Her presentation “Sex and Relationships off the Rails” highlighted the importance of keeping the lines of communication open. With “teens’ frontal lobes not yet fully developed,” Vollmer-Sandholm explained, “combined with the surge of hormones and peer-pressure, it can lead them to make poor decisions they regret almost immediately.”

Parents who meet such episodes of poor judgment with kindness and navigate consequences with wisdom are providing their children with a much-needed safety net. “I want to be a soft landing place for my children,” Vollmer-Sandholm remarked. “I want them to know that no matter what kind of trouble they get into, they can always come to me.”

Vollmer-Sandholm also led two workshops titled “Religion and Abuse” and “Pornography, Shame, and Healing.”

The Consent Myth Buster

Ansku Jaakkola, a pastor and Couples in Crisis® counselor from Finland, explored issues of consent. Armed with a direct style and scientific data, Jaakkola busted common myths on the topic. “Does consenting once mean that you are always giving consent? No. You can rape your spouse,” she answered. She added, “Is it OK to have sex with your spouse while they are asleep or [unresponsive] for any other reason? Absolutely not!”

“If your body is turned on, does this mean you are giving consent? No. Why? Because of arousal non-concordance, a common phenomenon, which means your physiological response doesn’t align with your subjective arousal. Arousal is context-dependent,” Jaakkola remarked, emphasizing the importance of paying attention to what a spouse is saying, not just to his or her bodily reactions.

“Well, you got aroused, so you must have liked it!” is an abusive and completely unscientific way to think about consent and sexuality, Jaakkola said. This is important because, for many trauma survivors, understanding that a sexual response can be the result of nerve endings being stimulated (and not their desire) is both liberating and deeply healing.
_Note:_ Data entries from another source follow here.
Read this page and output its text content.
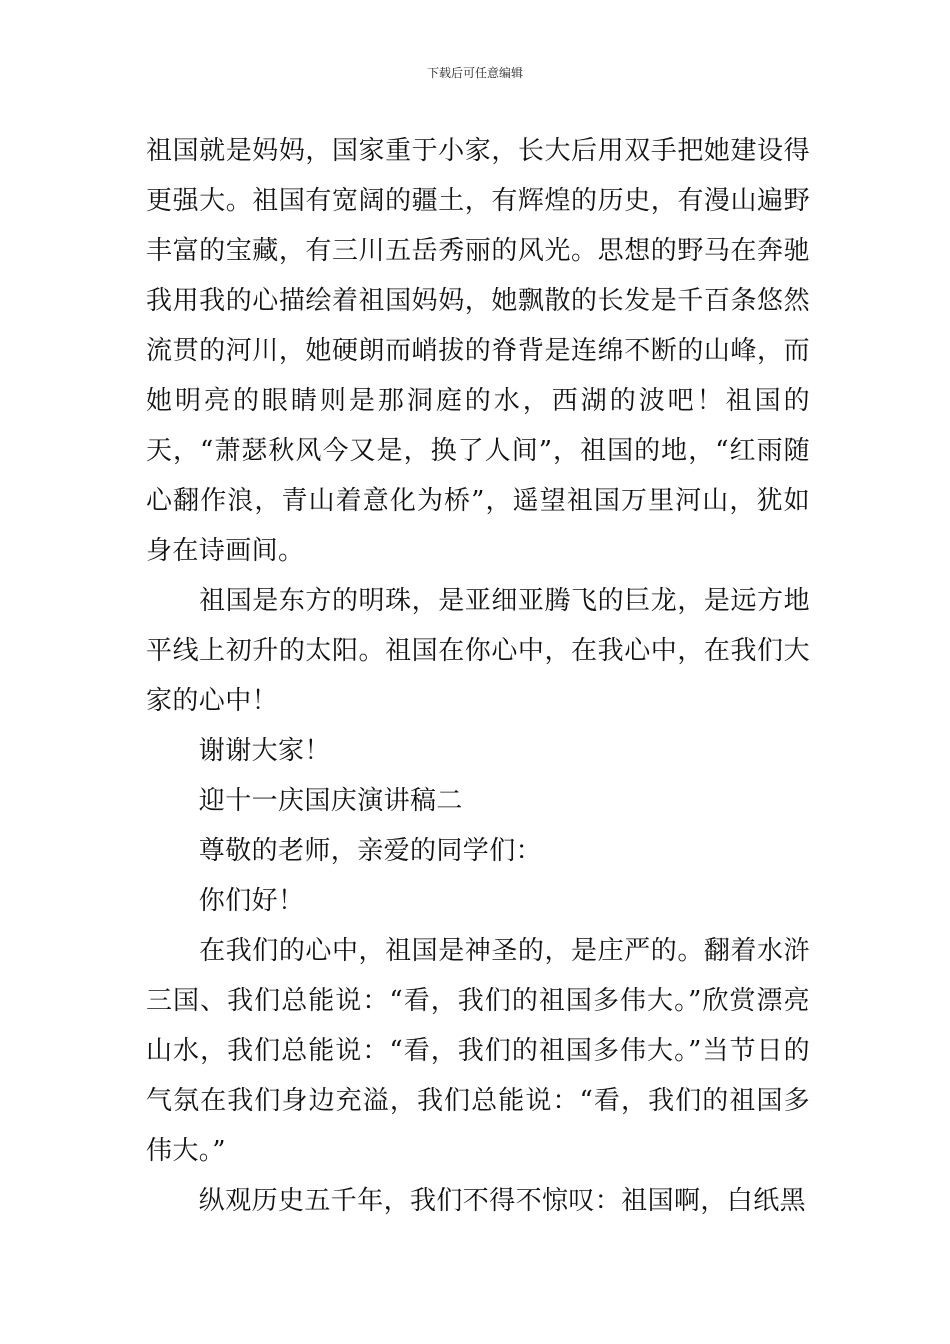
下载后可任意编辑

祖国就是妈妈，国家重于小家，长大后用双手把她建设得更强大。祖国有宽阔的疆土，有辉煌的历史，有漫山遍野丰富的宝藏，有三川五岳秀丽的风光。思想的野马在奔驰我用我的心描绘着祖国妈妈，她飘散的长发是千百条悠然流贯的河川，她硬朗而峭拔的脊背是连绵不断的山峰，而她明亮的眼睛则是那洞庭的水，西湖的波吧！祖国的天，“萧瑟秋风今又是，换了人间”，祖国的地，“红雨随心翻作浪，青山着意化为桥”，遥望祖国万里河山，犹如身在诗画间。

　　祖国是东方的明珠，是亚细亚腾飞的巨龙，是远方地平线上初升的太阳。祖国在你心中，在我心中，在我们大家的心中！

　　谢谢大家！

　　迎十一庆国庆演讲稿二

　　尊敬的老师，亲爱的同学们：

　　你们好！

　　在我们的心中，祖国是神圣的，是庄严的。翻着水浒三国、我们总能说：“看，我们的祖国多伟大。”欣赏漂亮山水，我们总能说：“看，我们的祖国多伟大。”当节日的气氛在我们身边充溢，我们总能说：“看，我们的祖国多伟大。”

　　纵观历史五千年，我们不得不惊叹：祖国啊，白纸黑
In addition to the plenary session, Jaakkola led a workshop titled “Healing the Orgasm Gap.”

Attachment and Sex Drive

General Conference Health Ministries associate director Torben Bergland explored the connection between attachment styles and sexuality. Attachment styles — secure, anxious, avoidant, and disorganized, according to John Bowlby’s theory, form early on in life in response to the degree of attunement we receive from our caregivers. Attachment styles shape the way we bond with people as adults, and, unsurprisingly, our sex lives too. “People with an anxious attachment tend to have more frequent sexual experiences,” Bergland stated, quoting from different studies, while those with an avoidant attachment style “perceive their sex drive as relatively low.”
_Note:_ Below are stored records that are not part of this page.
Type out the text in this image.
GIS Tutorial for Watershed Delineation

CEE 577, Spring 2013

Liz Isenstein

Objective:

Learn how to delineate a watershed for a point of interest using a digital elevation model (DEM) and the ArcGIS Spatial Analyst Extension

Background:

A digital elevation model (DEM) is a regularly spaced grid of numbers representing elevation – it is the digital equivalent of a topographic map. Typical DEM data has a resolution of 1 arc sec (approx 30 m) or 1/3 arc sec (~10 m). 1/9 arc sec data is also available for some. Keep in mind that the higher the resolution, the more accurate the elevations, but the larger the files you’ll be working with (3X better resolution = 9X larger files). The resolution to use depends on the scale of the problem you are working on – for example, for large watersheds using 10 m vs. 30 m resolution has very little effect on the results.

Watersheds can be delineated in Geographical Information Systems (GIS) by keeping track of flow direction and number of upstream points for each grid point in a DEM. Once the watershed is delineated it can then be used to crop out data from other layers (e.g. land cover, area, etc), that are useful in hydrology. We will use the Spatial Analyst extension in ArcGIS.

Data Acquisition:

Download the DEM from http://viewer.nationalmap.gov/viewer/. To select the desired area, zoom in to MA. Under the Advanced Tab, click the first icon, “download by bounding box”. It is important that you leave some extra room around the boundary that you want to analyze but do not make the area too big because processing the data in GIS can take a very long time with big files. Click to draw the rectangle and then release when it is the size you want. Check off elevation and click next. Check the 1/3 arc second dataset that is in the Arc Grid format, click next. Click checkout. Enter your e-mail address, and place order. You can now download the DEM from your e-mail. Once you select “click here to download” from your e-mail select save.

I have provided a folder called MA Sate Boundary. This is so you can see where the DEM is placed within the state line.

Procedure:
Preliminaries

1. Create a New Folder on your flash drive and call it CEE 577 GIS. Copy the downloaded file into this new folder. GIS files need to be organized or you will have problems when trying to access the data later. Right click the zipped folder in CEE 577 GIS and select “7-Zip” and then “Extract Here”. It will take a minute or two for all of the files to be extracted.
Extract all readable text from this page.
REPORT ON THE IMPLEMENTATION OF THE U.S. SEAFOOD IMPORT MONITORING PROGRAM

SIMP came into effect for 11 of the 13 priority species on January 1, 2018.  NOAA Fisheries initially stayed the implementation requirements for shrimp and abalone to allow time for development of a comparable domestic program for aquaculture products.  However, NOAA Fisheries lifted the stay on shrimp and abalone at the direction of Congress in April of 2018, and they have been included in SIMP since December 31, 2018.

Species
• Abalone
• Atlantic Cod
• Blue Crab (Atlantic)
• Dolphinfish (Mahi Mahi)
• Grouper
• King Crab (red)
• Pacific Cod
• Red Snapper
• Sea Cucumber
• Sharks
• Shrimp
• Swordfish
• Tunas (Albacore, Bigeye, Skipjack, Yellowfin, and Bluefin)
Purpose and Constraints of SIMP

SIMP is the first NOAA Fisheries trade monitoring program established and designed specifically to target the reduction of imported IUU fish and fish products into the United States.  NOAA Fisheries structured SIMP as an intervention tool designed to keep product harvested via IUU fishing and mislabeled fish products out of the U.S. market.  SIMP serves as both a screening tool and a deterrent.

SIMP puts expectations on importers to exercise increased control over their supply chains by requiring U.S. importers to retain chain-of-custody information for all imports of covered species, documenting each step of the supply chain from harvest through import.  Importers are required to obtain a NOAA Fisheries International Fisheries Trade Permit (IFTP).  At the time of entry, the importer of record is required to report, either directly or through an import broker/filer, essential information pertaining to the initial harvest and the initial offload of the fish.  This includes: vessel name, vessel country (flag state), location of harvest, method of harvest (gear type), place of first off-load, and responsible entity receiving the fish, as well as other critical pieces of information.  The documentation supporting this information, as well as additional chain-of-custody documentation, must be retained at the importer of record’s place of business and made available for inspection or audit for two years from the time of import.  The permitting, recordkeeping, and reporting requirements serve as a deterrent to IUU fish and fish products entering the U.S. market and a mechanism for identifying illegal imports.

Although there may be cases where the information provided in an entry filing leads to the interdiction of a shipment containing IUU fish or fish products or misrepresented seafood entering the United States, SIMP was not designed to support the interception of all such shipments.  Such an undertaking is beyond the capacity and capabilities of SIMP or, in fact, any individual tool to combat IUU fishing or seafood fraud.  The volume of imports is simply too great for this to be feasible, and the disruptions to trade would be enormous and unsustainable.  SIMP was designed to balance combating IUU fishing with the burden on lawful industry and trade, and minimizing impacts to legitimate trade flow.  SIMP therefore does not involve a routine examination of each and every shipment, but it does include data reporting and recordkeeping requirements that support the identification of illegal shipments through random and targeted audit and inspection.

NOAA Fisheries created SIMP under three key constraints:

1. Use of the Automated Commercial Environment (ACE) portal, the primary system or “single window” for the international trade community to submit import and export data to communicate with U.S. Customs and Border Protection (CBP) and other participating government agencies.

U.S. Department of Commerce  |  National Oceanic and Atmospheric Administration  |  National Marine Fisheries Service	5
Realizing that your sex drive (or your spouse’s) could have more to do with an attachment style than personality may surprise you. Perhaps for this reason, Bergland joked that “people should not get married before learning about Attachment Theory.” Such learning, of course, is about negotiating differences with respect and self-awareness.

Holding Space

In all honesty, not everyone agreed with what was said, and people were free to express variant views. At the same time, one of the greatest achievements of the conference may have been to explore a topic as relevant as sex in a sensitive, mature, deeply spiritual, and non-polarizing way. In a world where cancel culture is often more popular than tolerance, seeing leaders hold space for dialogue inspired many. Because as Duda said, “Trying to find how the church can inspire hope and be a safe place while upholding biblical values is crucial if we want our young people to see the church as relevant for their lives.”

Perhaps one of the key moments of the event took place during the panel discussions. One of the questions submitted by the audience read: “If shame does not work to educate or modify people’s behavior, what does?” Psychiatrist and psychotherapist Helgi Jónsson, who during her plenary presentation focused on dignity as a fundamental principle of healthy relationships and explained the effects of shame on the brain, provided a simple answer. “Love and compassion,” she said.

The original version of this story was posted on the Trans-European Division news site.